Italo Calvino in Pourquoi lire les classiques (Gallimard/Folio, 2018)
Le goût de la lecture
«Il a suffi de deux livres, non pour me donner le goût de la lecture, mais pour me révéler à quoi servait la littérature. En quatrième, Mme Bruisset nous propose Chroniques martiennes, un recueil de nouvelles de Ray Bradbury; bien plus courtes que celles de Balzac, certaines tiennent en une page. Plus question de calèches, de noms à particules, de pourpoint ou de billets à ordre, nous partons sur la planète Mars. […]
La même année, Mme Bruisset nous impose Andromaque de Racine, dont elle est bien la seule à comprendre l’argument. […]»
Tonino Benacquista in Porca miseria (Gallimard, 2022)
Le désir de lire
«Comment donner à mes élèves le goût de lire?

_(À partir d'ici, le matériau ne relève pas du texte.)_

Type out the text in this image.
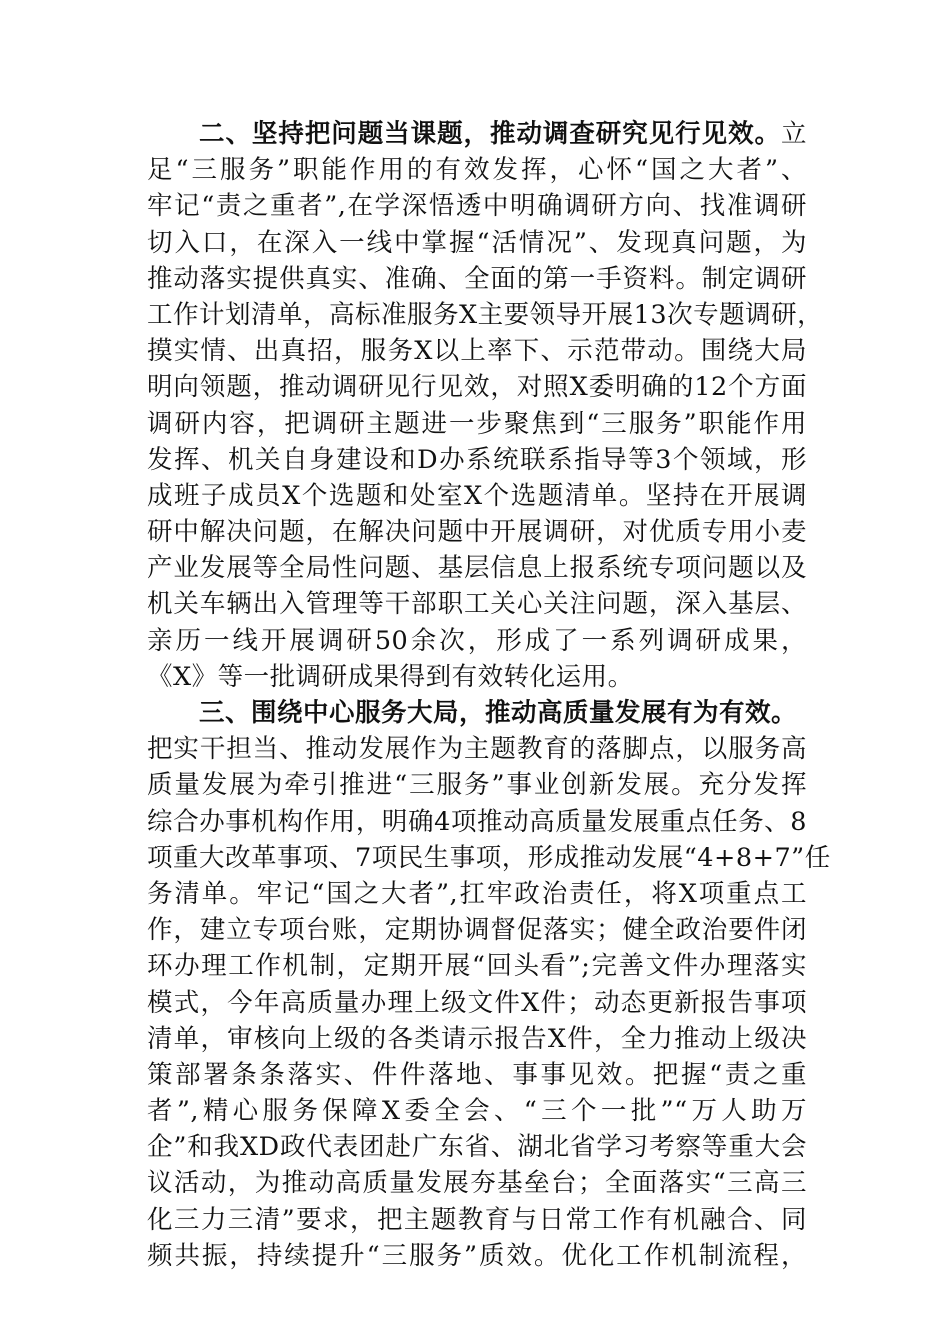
二、坚持把问题当课题，推动调查研究见行见效。立
足“三服务”职能作用的有效发挥，心怀“国之大者”、
牢记“责之重者”,在学深悟透中明确调研方向、找准调研
切入口，在深入一线中掌握“活情况”、发现真问题，为
推动落实提供真实、准确、全面的第一手资料。制定调研
工作计划清单，高标准服务X主要领导开展13次专题调研，
摸实情、出真招，服务X以上率下、示范带动。围绕大局
明向领题，推动调研见行见效，对照X委明确的12个方面
调研内容，把调研主题进一步聚焦到“三服务”职能作用
发挥、机关自身建设和D办系统联系指导等3个领域，形
成班子成员X个选题和处室X个选题清单。坚持在开展调
研中解决问题，在解决问题中开展调研，对优质专用小麦
产业发展等全局性问题、基层信息上报系统专项问题以及
机关车辆出入管理等干部职工关心关注问题，深入基层、
亲历一线开展调研50余次，形成了一系列调研成果，
《X》等一批调研成果得到有效转化运用。
三、围绕中心服务大局，推动高质量发展有为有效。
把实干担当、推动发展作为主题教育的落脚点，以服务高
质量发展为牵引推进“三服务”事业创新发展。充分发挥
综合办事机构作用，明确4项推动高质量发展重点任务、8
项重大改革事项、7项民生事项，形成推动发展“4+8+7”任
务清单。牢记“国之大者”,扛牢政治责任，将X项重点工
作，建立专项台账，定期协调督促落实；健全政治要件闭
环办理工作机制，定期开展“回头看”;完善文件办理落实
模式，今年高质量办理上级文件X件；动态更新报告事项
清单，审核向上级的各类请示报告X件，全力推动上级决
策部署条条落实、件件落地、事事见效。把握“责之重
者”,精心服务保障X委全会、“三个一批”“万人助万
企”和我XD政代表团赴广东省、湖北省学习考察等重大会
议活动，为推动高质量发展夯基垒台；全面落实“三高三
化三力三清”要求，把主题教育与日常工作有机融合、同
频共振，持续提升“三服务”质效。优化工作机制流程，
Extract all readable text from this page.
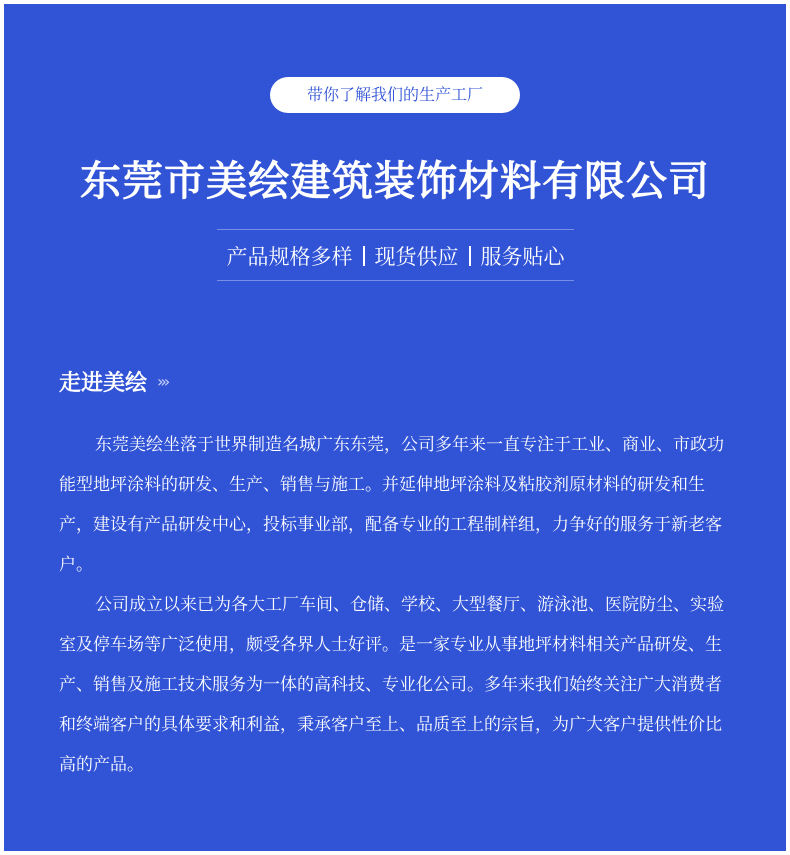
带你了解我们的生产工厂
东莞市美绘建筑装饰材料有限公司
产品规格多样 现货供应 服务贴心
走进美绘 ›››

东莞美绘坐落于世界制造名城广东东莞，公司多年来一直专注于工业、商业、市政功能型地坪涂料的研发、生产、销售与施工。并延伸地坪涂料及粘胶剂原材料的研发和生产，建设有产品研发中心，投标事业部，配备专业的工程制样组，力争好的服务于新老客户。

公司成立以来已为各大工厂车间、仓储、学校、大型餐厅、游泳池、医院防尘、实验室及停车场等广泛使用，颇受各界人士好评。是一家专业从事地坪材料相关产品研发、生产、销售及施工技术服务为一体的高科技、专业化公司。多年来我们始终关注广大消费者和终端客户的具体要求和利益，秉承客户至上、品质至上的宗旨，为广大客户提供性价比高的产品。
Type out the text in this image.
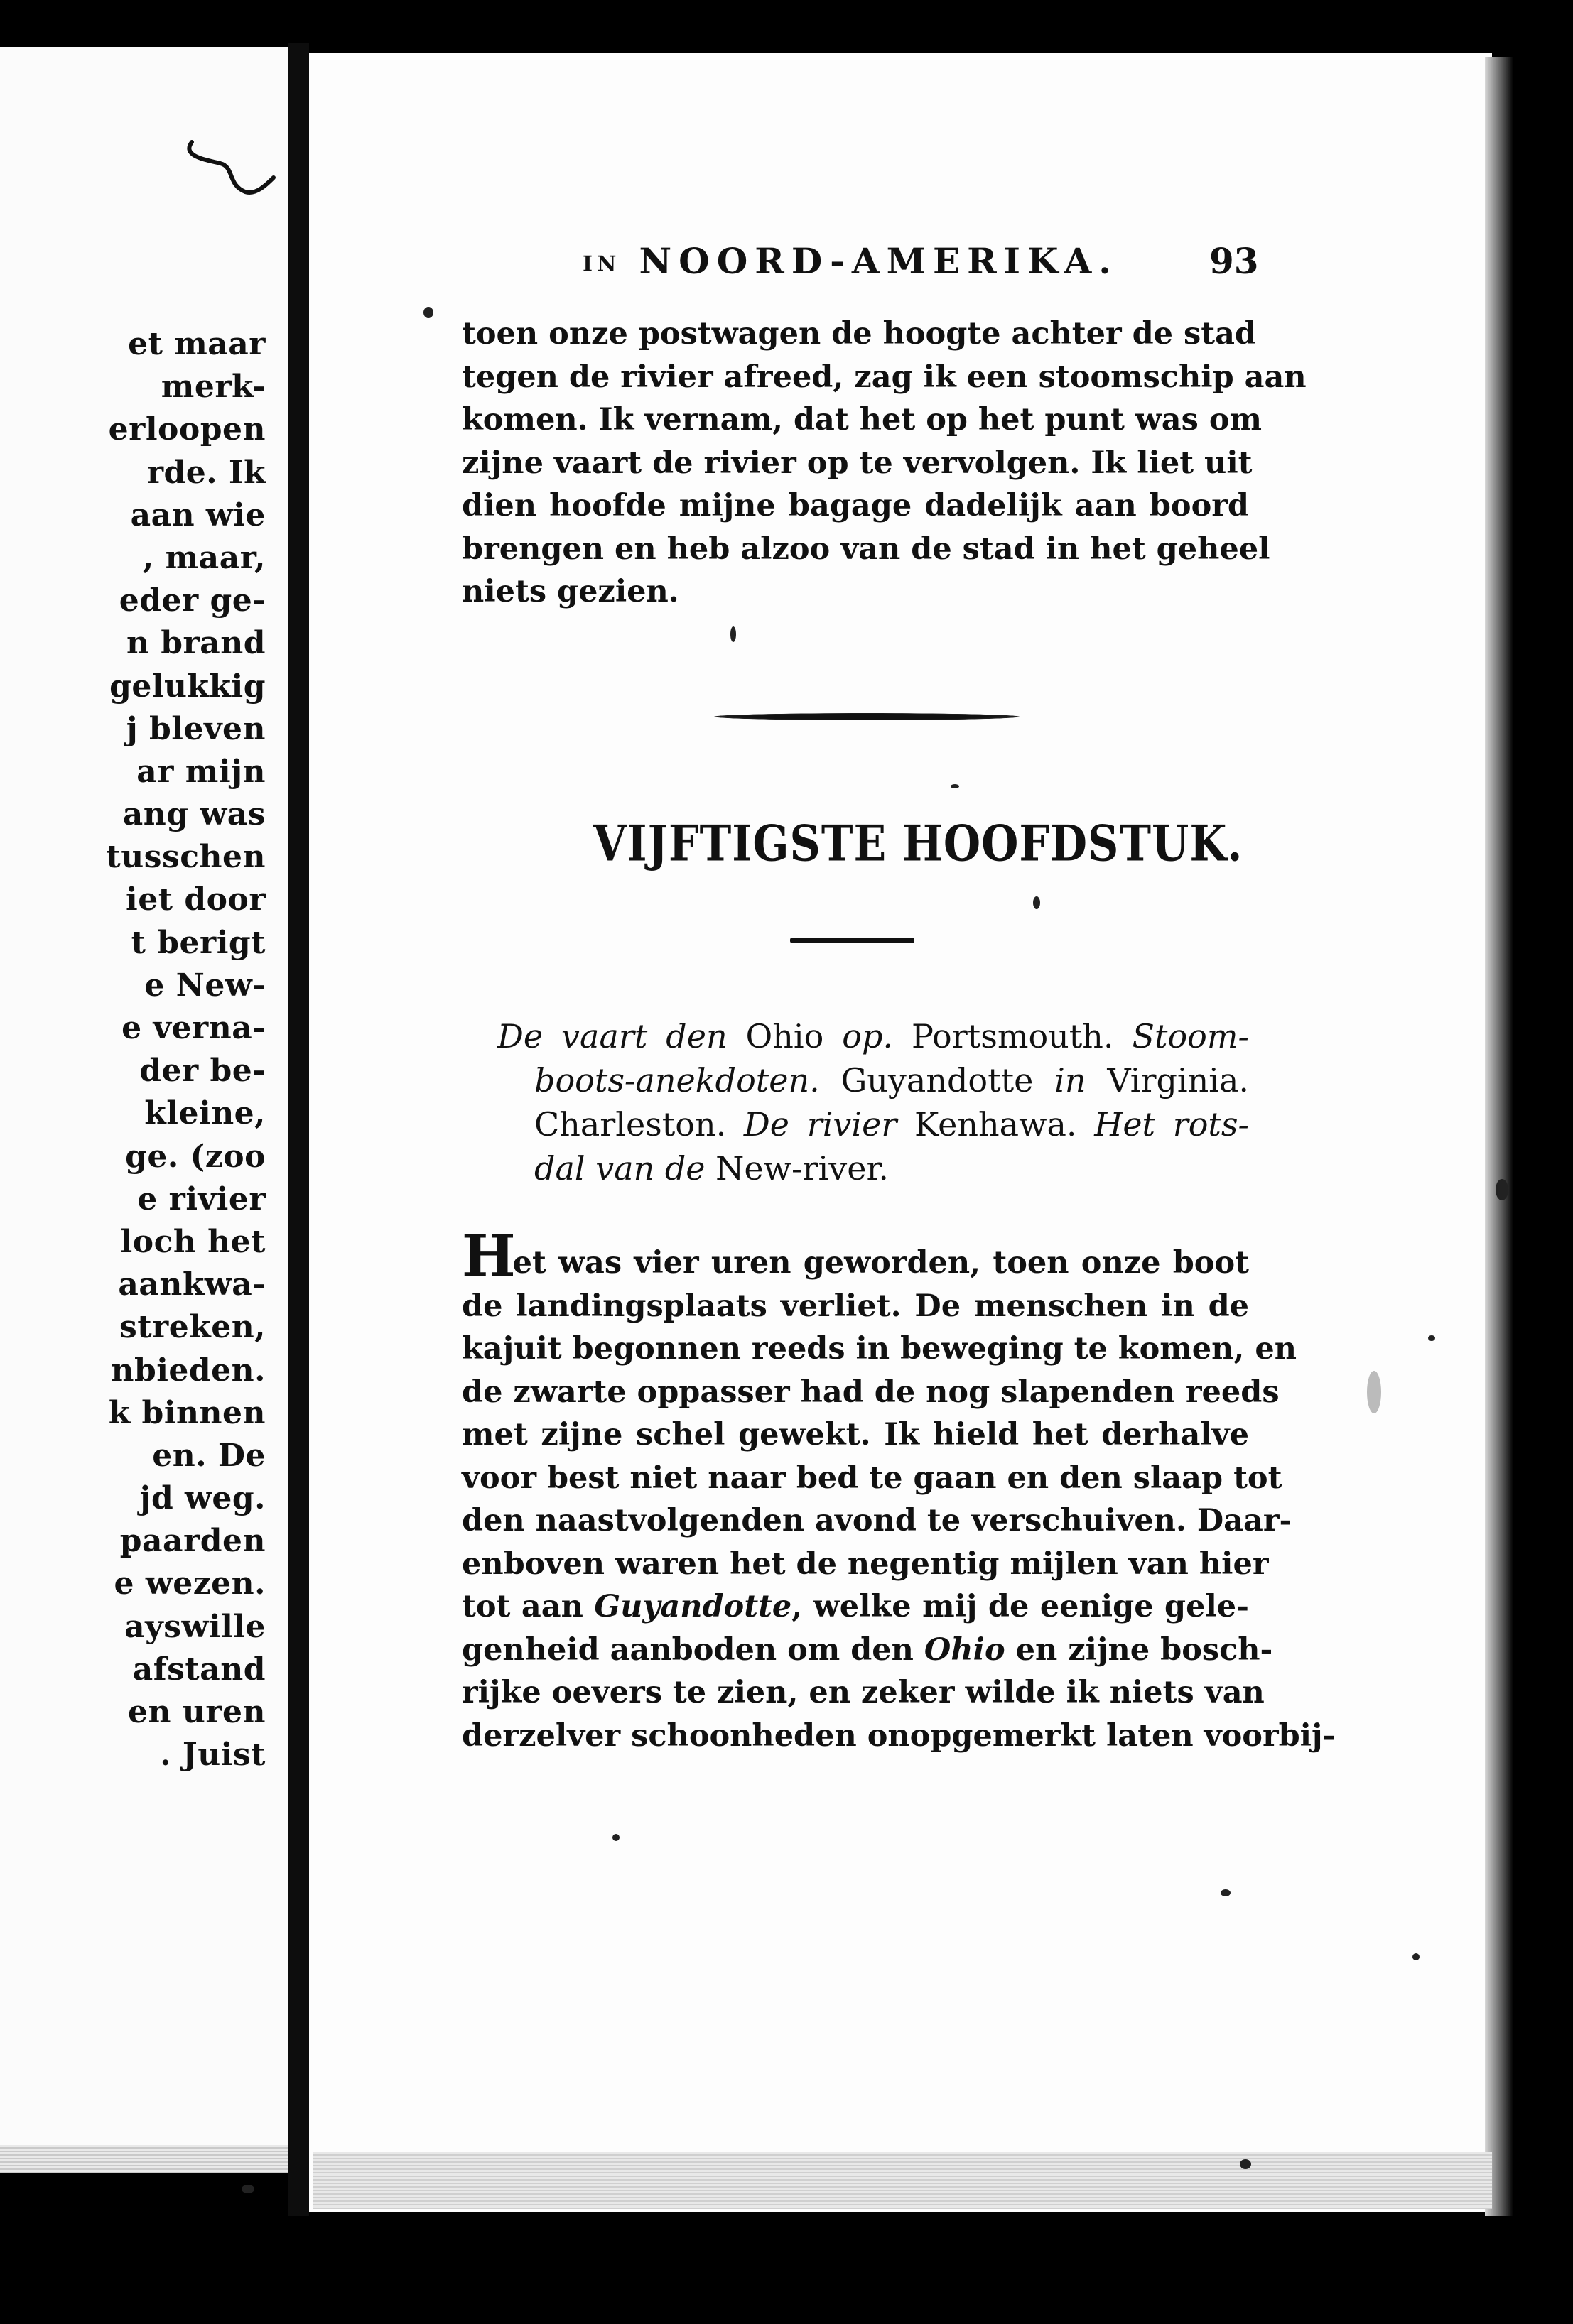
et maar
merk-
erloopen
rde. Ik
aan wie
, maar,
eder ge-
n brand
gelukkig
j bleven
ar mijn
ang was
tusschen
iet door
t berigt
e New-
e verna-
der be-
kleine,
ge. (zoo
e rivier
loch het
aankwa-
streken,
nbieden.
k binnen
en. De
jd weg.
paarden
e wezen.
ayswille
afstand
en uren
. Juist
IN NOORD-AMERIKA.	93
toen onze postwagen de hoogte achter de stad
tegen de rivier afreed, zag ik een stoomschip aan
komen. Ik vernam, dat het op het punt was om
zijne vaart de rivier op te vervolgen. Ik liet uit
dien hoofde mijne bagage dadelijk aan boord
brengen en heb alzoo van de stad in het geheel
niets gezien.
VIJFTIGSTE HOOFDSTUK.
De vaart den Ohio op. Portsmouth. Stoom-
boots-anekdoten. Guyandotte in Virginia.
Charleston. De rivier Kenhawa. Het rots-
dal van de New-river.
Het was vier uren geworden, toen onze boot
de landingsplaats verliet. De menschen in de
kajuit begonnen reeds in beweging te komen, en
de zwarte oppasser had de nog slapenden reeds
met zijne schel gewekt. Ik hield het derhalve
voor best niet naar bed te gaan en den slaap tot
den naastvolgenden avond te verschuiven. Daar-
enboven waren het de negentig mijlen van hier
tot aan Guyandotte, welke mij de eenige gele-
genheid aanboden om den Ohio en zijne bosch-
rijke oevers te zien, en zeker wilde ik niets van
derzelver schoonheden onopgemerkt laten voorbij-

Comment parvenir à entretenir chez les uns et à insuffler chez les autres un désir de littérature qui se développerait aussi en dehors et au-delà de l’école, désir qui les inciterait à poursuivre leurs découvertes? Comment faire mesurer à ces adolescents que ce que l’on étudie en classe n’est qu’une infime partie de biens inépuisables, qui leur appartiennent et dont ils pourront s’emparer à leur guise quand le temps sera venu?
Je m’interroge sur mon propre désir de lire: qu’est-ce qui me pousse à renouveler indéfiniment l’expérience de la lecture, à arpenter des librairies et des bibliothèques, à me tenir à l’affût de nouveautés littéraires? C’est toujours la certitude qu’un plaisir pluriel se profile, d’ordre émotionnel, intellectuel, esthétique. C’est parfois la promesse de conversations avec d’autres lecteurs, dans l’écoute de conseils, de réactions enthousiastes, ou d’émotions nuancées. Lire, alors, ce sera resserrer des liens, partager, prendre part à un dialogue au cours duquel on parle d’ouvrages pour apprendre aussi à mieux se connaître. D’autres fois encore, c’est l’envie plus confuse de capter la mesure du temps en y faisant une halte. Lire, c’est s’offrir une pause. […]»
Bénédicte Shawky-Milcent in La lecture, ça ne sert à rien! – Usages de la littérature au lycée et partout ailleurs… (PUF, 2016)
Scolariser la lecture
«Or aucune autre structure que l’école ne peut avoir un impact massif en direction des non-lecteurs. Déscolariser la lecture est donc un leurre. Et on aura beau multiplier les lieux de lecture extrascolaires, dire et redire qu’avant tout la lecture doit être un plaisir et un loisir, on ne changera pas grand-chose sans le concours de l’école, dans la mesure où les non-lecteurs ne fréquentent pas les nouveaux lieux de lecture, ni les endroits où l’on donne à la lecture un statut non utilitaire. Il faut donc en revenir à l’école si l’on veut s’adresser véritablement aux non-lecteurs: scolariser la lecture.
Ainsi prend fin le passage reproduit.